BUCHBESPRECHUNG / REBELLER, OPFER, SIEDLER

03/07/15 Wenn man das liest, dann kommt man sich vor wie ein Zaungast bei einem Flüchtlingsgipfel, wenn die Landeshauptleute und die Vertreter der Bundesregierung einander den Schwarzen Peter zuschieben und auch die Bürgermeister sich tunlichst aus der Verantwortung davonstehlen wollen.

Von Reinhard Kriechbaum

Wir lesen in dem neuen Buch „Rebeller, Opfer, Siedler“ von Christoph Lindenmeyer. Da geht es um die Protestantenvertreibung durch Erzbischof Firmian im Spätherbst 1731. In Augsburg sagt der (katholische) Bürgermeister sinngemäß: „Das Boot ist voll.“ Er lässt die Stadttore schließen. Die Evangelischen in der Stadt – nicht wenige und auch in guten Positionen – machen sich hingegen für die staatenlos gewordenen Exulanten stark, für die sich eben vor den Stadtmauern Quartiere finden müssen. Tausende um Tausende kamen im Lauf der Wintermonate dort vorbei und wurden von der Bevölkerung vorbildlich umsorgt.

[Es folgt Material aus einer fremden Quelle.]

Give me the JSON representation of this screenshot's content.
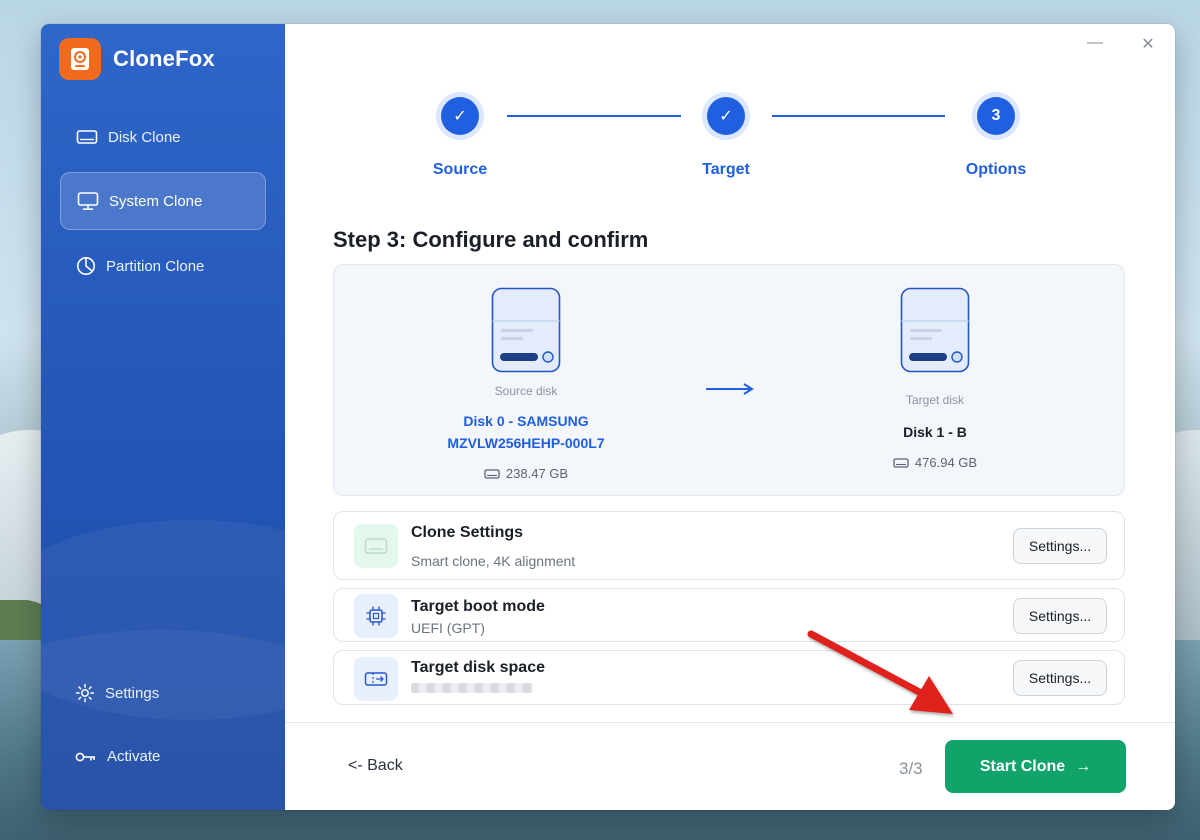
{
  "app": {
    "name": "CloneFox",
    "logo_icon": "disk-gear-logo"
  },
  "window_controls": {
    "minimize": "—",
    "close": "✕"
  },
  "sidebar": {
    "items": [
      {
        "label": "Disk Clone",
        "icon": "disk-icon",
        "active": false
      },
      {
        "label": "System Clone",
        "icon": "monitor-icon",
        "active": true
      },
      {
        "label": "Partition Clone",
        "icon": "pie-chart-icon",
        "active": false
      }
    ],
    "bottom": [
      {
        "label": "Settings",
        "icon": "gear-icon"
      },
      {
        "label": "Activate",
        "icon": "key-icon"
      }
    ]
  },
  "stepper": {
    "steps": [
      {
        "label": "Source",
        "state": "done",
        "mark": "✓"
      },
      {
        "label": "Target",
        "state": "done",
        "mark": "✓"
      },
      {
        "label": "Options",
        "state": "current",
        "mark": "3"
      }
    ]
  },
  "page_title": "Step 3: Configure and confirm",
  "source_disk": {
    "caption": "Source disk",
    "name_line1": "Disk 0 - SAMSUNG",
    "name_line2": "MZVLW256HEHP-000L7",
    "size": "238.47 GB"
  },
  "target_disk": {
    "caption": "Target disk",
    "name": "Disk 1 - B",
    "size": "476.94 GB"
  },
  "options": [
    {
      "title": "Clone Settings",
      "subtitle": "Smart clone, 4K alignment",
      "button": "Settings...",
      "icon": "drive-icon"
    },
    {
      "title": "Target boot mode",
      "subtitle": "UEFI (GPT)",
      "button": "Settings...",
      "icon": "chip-icon"
    },
    {
      "title": "Target disk space",
      "subtitle": "",
      "button": "Settings...",
      "icon": "resize-icon"
    }
  ],
  "footer": {
    "back": "<- Back",
    "counter": "3/3",
    "start": "Start Clone",
    "start_arrow": "→"
  },
  "colors": {
    "accent": "#1f5fe0",
    "sidebar": "#2357b8",
    "primary_button": "#12a36b",
    "annotation_arrow": "#e0201a"
  }
}
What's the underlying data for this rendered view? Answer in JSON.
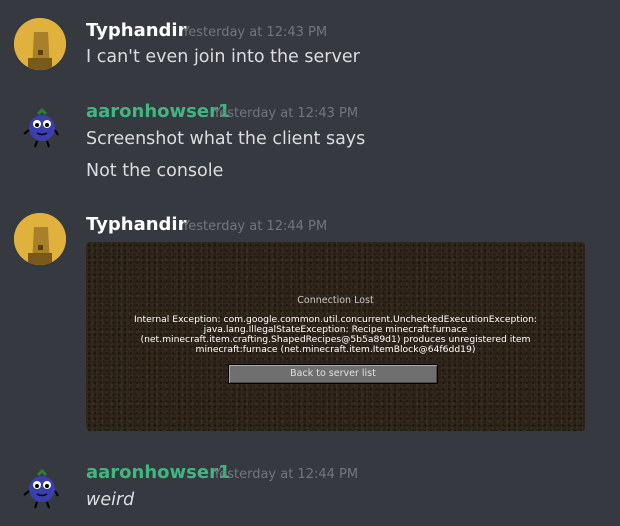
{
  "colors": {
    "background": "#36393f",
    "typhandir_name": "#ffffff",
    "aaron_name": "#43b581",
    "timestamp": "#72767d",
    "text": "#dcddde"
  },
  "messages": [
    {
      "author": "Typhandir",
      "timestamp": "Yesterday at 12:43 PM",
      "lines": [
        "I can't even join into the server"
      ]
    },
    {
      "author": "aaronhowser1",
      "timestamp": "Yesterday at 12:43 PM",
      "lines": [
        "Screenshot what the client says",
        "Not the console"
      ]
    },
    {
      "author": "Typhandir",
      "timestamp": "Yesterday at 12:44 PM",
      "attachment": {
        "title": "Connection Lost",
        "lines": [
          "Internal Exception: com.google.common.util.concurrent.UncheckedExecutionException:",
          "java.lang.IllegalStateException: Recipe minecraft:furnace",
          "(net.minecraft.item.crafting.ShapedRecipes@5b5a89d1) produces unregistered item",
          "minecraft:furnace (net.minecraft.item.ItemBlock@64f6dd19)"
        ],
        "button": "Back to server list"
      }
    },
    {
      "author": "aaronhowser1",
      "timestamp": "Yesterday at 12:44 PM",
      "lines": [
        "weird"
      ]
    }
  ]
}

Der protestantische Geistliche Samuel Urlsperger (man würde ihn heutzutage als bunten Hund bezeichnen) hat sich damals besonders verdient gemacht: nicht nur bei der „Erstversorgung“ der Exulanten, denen es – auch wenn man die Schilderung ihrer Leiden als PR-trächtige Überhöhung vorsichtig lesen muss – vor den Salzburger Glaubenswächtern gewiss nicht besser nicht besser ergangen ist als heutzutage „Falschgläubigen“ unter den IS-Milizen. Urlsperger war auch eine der Schlüsselfiguren, als es in den Folgejahren darum ging, für die Salzburger Protestanten an ihren neuen Siedlungsstätten Geldspenden und materielle Hilfe aufzutreiben. Er war ein begnadeter Öffentlichkeitsarbeiter und Logistiker

Die allgemeine Stimmung kam Urlsperger und den lutheranischen Flüchtlingen entgegen: Die „Regierungskollegen“ in deutschen und englischen Landen empörten sich aus gutem Grund gegen den Salzburger Landesherrn Erzbischof Firmian, der sich über die Regelungen des Westfälischen Friedens und den dort festgeschriebenen Toleranzbestimmungen trotzig hinweg setzte. Entsprechend negativ fürs Fürsterzbistum Salzburg und positiv für die Exulanten ist die Propaganda ausgefallen. Die Salzburger Protestanten, bettelarm und traumatisiert, durften fast überall mit beispielhafter humanitärer Hilfe rechnen, wo sie auch hinkamen. Augsburgs Bürgermeister war ein Negativbeispiel.

Die Publikationen von des Augsburgers Samuel Urlsperger gehören zu den Zeitquellen, die Christoph Lindenmeyer ausgewertet hat. Er schildert die – heutig formuliert – gravierenden Eingriffe in die Menschenrechte durch die Schergen des Erzbischofs. Er erläutert quasi dokumentarisch die Fluchtszenarien. Und ganz besonders genau berichtet er von jener kleinen Schar Salzburger, die vom englischen König Georg die Staatsbürgerschaft bekommen hat und in seinem Auftrag nach Amerika, ins heutige Georgia zog. Mit ihren Dorfgeistlichen Boltzius und Gronau (ersterer war ein pingeliger Tagebuch-Schreiber) gründeten sie die Siedlung Eben-Ezer.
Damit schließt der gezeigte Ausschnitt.